WHAT DOES A DERIVATIVE MEAN?

~First of all, you'll need a function to work with. This will serve as our model. It will take the form of an equation relating the dependent & independent variables. This could be given in functional notation or in dependent variable notation.

~For example, if G represents your grade on exam #1 and t represents your study time in hours, then G(t) would be that function. Here we would be looking at G  vs. t, graphically.

~So, G=f(t). We could use dependent variable notation with G or functional notation with f(t).

~Also, G(t) could be used for f(t).

~The derivative of G with respect to t can be denoted several ways: 

G '(t), f '(t), dG/dt, G ', f ' would be the popular ways.

~The derivative gives us how the dependent variable G (grade on exam 1) is changing at the INSTANT when the independent variable t (study time) is at a given value.

~The units for the derivative would be dependent variable units/each unit of the independent variable.

~For Grade vs. Study time, the derivative would have units like  2.5 pts/hr , or -3.7 pts/hr, or 0 pts/hr all at a given value of t. In the first case, your grade is increasing by 2.5 pts/hr at a specific value of t. In the 2nd case, your grade on exam 1 would be decreasing by 3.7 pts/hr at some value of t.  In the 3rd case, your grade would be neither increasing nor decreasing at some instant of time. (0 pts/hr).

~Don’t confuse G'(5) with G(5). The first is the derivative at t=5 while the 2nd is the functional value, G at t=5. The functional value is your grade at t=5 hours, while the derivative is how it’s changing at t=5 with respect to the amount of study time.
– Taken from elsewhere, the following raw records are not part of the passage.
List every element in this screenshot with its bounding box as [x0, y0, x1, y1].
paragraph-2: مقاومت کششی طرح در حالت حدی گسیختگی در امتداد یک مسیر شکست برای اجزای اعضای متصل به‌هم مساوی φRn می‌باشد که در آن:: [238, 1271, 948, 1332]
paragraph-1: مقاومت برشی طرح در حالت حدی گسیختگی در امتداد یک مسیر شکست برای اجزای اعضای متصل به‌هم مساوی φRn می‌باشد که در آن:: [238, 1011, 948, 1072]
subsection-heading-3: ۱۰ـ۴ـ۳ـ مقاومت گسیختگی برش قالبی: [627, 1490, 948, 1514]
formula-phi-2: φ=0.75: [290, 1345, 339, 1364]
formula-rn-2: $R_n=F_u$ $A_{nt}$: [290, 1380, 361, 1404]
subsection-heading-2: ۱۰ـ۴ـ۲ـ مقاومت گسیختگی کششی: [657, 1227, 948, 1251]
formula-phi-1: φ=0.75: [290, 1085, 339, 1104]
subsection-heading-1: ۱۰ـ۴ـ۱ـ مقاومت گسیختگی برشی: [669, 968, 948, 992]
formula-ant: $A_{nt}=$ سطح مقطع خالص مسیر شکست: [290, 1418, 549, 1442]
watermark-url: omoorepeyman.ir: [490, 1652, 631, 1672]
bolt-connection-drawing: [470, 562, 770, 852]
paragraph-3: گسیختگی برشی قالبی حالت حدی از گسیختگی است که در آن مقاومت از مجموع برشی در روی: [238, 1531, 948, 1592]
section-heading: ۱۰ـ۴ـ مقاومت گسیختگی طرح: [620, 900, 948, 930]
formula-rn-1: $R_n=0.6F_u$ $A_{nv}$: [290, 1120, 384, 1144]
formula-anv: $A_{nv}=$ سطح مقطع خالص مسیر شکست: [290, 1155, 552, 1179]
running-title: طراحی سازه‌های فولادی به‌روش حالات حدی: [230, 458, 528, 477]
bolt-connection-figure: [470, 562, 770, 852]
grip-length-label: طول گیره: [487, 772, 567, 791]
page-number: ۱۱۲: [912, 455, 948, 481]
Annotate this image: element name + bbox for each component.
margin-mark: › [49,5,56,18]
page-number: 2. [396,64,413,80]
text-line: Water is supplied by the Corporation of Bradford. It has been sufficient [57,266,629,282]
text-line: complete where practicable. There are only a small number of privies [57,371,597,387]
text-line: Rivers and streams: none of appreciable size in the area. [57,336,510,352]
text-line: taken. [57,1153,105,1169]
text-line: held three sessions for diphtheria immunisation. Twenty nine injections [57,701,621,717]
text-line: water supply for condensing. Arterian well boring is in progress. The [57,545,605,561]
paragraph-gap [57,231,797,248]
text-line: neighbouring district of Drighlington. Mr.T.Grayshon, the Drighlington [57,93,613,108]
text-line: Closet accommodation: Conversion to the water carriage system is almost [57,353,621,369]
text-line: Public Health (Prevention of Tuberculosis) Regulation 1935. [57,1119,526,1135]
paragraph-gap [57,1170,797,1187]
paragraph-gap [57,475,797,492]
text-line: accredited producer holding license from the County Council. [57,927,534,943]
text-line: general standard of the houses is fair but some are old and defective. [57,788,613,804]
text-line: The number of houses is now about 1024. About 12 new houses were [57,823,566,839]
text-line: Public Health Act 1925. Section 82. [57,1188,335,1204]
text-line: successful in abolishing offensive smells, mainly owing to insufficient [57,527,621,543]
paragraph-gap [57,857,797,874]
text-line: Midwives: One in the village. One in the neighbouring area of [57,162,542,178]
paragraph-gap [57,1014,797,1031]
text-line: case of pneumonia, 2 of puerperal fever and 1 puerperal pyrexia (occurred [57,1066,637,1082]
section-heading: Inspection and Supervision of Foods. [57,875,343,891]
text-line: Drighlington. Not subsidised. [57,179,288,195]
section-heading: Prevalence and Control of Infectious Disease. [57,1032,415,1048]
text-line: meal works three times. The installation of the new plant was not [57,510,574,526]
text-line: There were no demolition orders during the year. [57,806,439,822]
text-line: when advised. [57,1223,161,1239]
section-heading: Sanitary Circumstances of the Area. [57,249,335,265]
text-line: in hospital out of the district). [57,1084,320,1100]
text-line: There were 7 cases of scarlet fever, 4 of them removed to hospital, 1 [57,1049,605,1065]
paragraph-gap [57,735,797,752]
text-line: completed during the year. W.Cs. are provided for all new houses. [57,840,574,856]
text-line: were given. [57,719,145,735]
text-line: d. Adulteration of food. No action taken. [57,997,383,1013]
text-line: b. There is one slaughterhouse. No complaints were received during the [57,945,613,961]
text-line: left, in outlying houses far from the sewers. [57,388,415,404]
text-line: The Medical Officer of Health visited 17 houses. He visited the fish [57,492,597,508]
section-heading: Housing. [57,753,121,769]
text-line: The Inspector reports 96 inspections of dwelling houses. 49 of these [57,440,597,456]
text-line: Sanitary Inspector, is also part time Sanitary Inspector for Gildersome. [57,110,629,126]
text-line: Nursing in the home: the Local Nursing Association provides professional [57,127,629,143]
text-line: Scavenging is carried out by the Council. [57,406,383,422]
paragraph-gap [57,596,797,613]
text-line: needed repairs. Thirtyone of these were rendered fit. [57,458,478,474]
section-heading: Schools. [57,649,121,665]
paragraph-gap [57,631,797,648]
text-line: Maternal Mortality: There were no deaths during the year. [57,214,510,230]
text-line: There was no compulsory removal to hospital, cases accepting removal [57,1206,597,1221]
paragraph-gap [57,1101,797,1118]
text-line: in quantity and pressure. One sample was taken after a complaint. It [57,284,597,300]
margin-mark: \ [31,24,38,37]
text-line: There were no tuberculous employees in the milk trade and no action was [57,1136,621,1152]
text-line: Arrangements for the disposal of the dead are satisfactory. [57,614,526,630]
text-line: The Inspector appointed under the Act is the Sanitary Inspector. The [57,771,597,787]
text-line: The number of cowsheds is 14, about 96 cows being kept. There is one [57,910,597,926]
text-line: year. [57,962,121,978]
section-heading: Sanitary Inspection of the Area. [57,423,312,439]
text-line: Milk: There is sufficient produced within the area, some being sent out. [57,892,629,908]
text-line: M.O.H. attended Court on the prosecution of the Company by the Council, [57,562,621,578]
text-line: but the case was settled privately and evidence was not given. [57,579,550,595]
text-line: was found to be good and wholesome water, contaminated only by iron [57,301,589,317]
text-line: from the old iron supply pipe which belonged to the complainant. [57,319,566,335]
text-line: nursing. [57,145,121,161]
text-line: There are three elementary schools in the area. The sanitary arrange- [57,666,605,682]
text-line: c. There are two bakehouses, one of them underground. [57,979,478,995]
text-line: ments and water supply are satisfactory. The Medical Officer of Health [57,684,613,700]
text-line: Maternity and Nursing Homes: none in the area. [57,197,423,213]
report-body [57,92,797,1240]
~Graphically, G '(t) would represent the value of the slope of a tangent line drawn to the curve, G=f(t), at that specific value of t while G(t) would be the functional value or level of the curve at that value. If you know G(t) for a given t, you have a point on the graph. For example, G(5)=78 gives the point (5,78) on the graph of G.

~Let’s say you have a model that would estimate your grade with respect to time studied as follows:  G(t)=10t-.25t².  

~Using the definition of G'(t) (4 step method) or a derivative formula, we would get,  G'(t)=10-.50t.

At t=5 hours (time spent studying), G(5)=50-.25(25)= 50-6.25 = 43.75 (discouraging)
After 6 hours, G(6)=60-.25(36)=60-9=51 (still discouraging, but improving)
After 7 hours, G(7)=70-.25(49)=70-12.25=57.75 (improving)
After 10 hours, G(10)=100-.25(100)=100-25=75 (solid C)
After15 hours, G(15)=150-.25(225)=150-56.25=93.75 (an A) (nice)
After 28 hours, G(28)=280-.25(784)=280-196=84 (B)
(too much study time & was too tired at exam time)

~Now, let’s look at the derivatives at these times.
G '(5)=7.5 pts/hr (your grade would be increasing at this rate at t=5)
G '(6)=7 pts/hr (increasing G also at t=6, but not as much)
G '(7)=6.5 pts/hr (still increasing at t=7, but a little slower)
G '(10)=5 pts/hr (slower increase at t=10)
G '(15)=2.5 (continuing a slower increase at t=15 for G)
G '(28)= - 4 pts/hr (your grade will be decreasing at t=28)
(this could be due to certain factors like lack of sleep thus having a lack of concentration during test time)

~The graph of G is parabolic (opening down). It reaches its maximum at t=20. For this exact value of t, your test grade would be 100. This would be your optimum study time. However, remember that this is a mathematical model & models rarely match up with reality.